ELECTRODEPOSITION OF POLYPYRROLE/MnO2 NANOCOMPOSITE ON GRAPHITE FELT AS FREE-STANDING ELECTRODE FOR SUPERCAPACITORS
Abstract
Polypyrrole/manganese dioxide nanocomposite was deposited on graphite felt (GF) via electrodeposition to fabricate polypyrrole/manganese dioxide/graphite felt (PYMG), which can be used as novel free-standing electrode for supercapacitors. The microstructure and morphology of the as-prepared samples were characterized by Fourier transform infrared (FTIR) spectra, X-ray diffraction (XRD), X-ray photoelectron spectroscopy (XPS), scanning electron microscopy (SEM) and transmission electron microscopy (TEM). Cyclic voltammogram (CV), chronopotentiometry (CP) and electrochemical impedance spectroscopy (EIS) techniques were employed to investigate the electrochemical performance of the composites.
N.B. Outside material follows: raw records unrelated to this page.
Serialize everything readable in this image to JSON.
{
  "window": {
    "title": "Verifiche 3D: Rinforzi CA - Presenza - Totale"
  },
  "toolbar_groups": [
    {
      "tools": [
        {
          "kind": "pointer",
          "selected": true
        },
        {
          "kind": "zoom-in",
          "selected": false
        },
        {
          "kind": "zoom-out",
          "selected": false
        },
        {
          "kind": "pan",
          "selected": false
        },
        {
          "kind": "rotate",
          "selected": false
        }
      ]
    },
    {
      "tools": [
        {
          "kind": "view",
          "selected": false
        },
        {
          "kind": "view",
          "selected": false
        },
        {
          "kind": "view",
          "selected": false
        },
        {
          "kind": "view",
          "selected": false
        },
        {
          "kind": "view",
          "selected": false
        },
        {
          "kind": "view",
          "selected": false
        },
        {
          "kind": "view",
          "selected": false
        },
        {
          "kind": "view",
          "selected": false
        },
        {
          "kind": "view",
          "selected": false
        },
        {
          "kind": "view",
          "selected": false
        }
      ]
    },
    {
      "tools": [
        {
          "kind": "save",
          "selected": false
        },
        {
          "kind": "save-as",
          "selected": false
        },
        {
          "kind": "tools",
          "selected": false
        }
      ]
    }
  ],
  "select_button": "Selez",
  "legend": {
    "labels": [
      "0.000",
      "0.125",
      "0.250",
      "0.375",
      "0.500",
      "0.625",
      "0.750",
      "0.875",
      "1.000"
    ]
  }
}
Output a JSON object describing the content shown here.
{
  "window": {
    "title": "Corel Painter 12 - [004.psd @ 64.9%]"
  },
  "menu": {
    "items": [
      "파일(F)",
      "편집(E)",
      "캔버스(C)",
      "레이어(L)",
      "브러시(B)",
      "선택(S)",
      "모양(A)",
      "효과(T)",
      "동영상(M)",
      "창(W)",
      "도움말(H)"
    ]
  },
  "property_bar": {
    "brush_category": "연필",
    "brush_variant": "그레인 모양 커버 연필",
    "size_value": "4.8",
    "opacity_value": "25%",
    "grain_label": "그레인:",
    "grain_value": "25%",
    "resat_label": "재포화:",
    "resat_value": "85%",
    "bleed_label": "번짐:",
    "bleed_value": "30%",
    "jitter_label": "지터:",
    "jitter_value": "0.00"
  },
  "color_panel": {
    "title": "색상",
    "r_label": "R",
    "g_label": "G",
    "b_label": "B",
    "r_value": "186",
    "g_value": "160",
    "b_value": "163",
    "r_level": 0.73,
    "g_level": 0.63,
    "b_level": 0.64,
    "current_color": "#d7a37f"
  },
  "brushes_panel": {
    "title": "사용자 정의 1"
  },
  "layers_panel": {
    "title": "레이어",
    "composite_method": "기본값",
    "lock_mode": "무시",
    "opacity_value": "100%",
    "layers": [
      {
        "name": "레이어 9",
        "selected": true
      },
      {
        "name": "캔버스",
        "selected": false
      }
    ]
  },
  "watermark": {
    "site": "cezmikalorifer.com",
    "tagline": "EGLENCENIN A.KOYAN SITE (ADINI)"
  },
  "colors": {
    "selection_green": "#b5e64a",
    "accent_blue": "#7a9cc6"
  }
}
The PYMG electrode displayed specific capacitance as high as 596.3 Fg-1 at the current density of 0.5 Ag-1, which is much higher than that of polypyrrole/manganese dioxide (PPy/MnO2) composite reported previously. The high specific capacitance of PYMG may be attributed to the fact that the porous GF is a good conductive matrix for the dispersion of PPy/MnO2 composite and it can facilitate easy access of electrolytes to the electrode, which results in enhancement of the electrochemical performance of the composite. Furthermore, the PYMG composite exhibited enhanced specific capacitance compared to MnO2/GF (MGF) and PPy/GF, which may be ascribed to the synergistic effect of PPy and MnO2.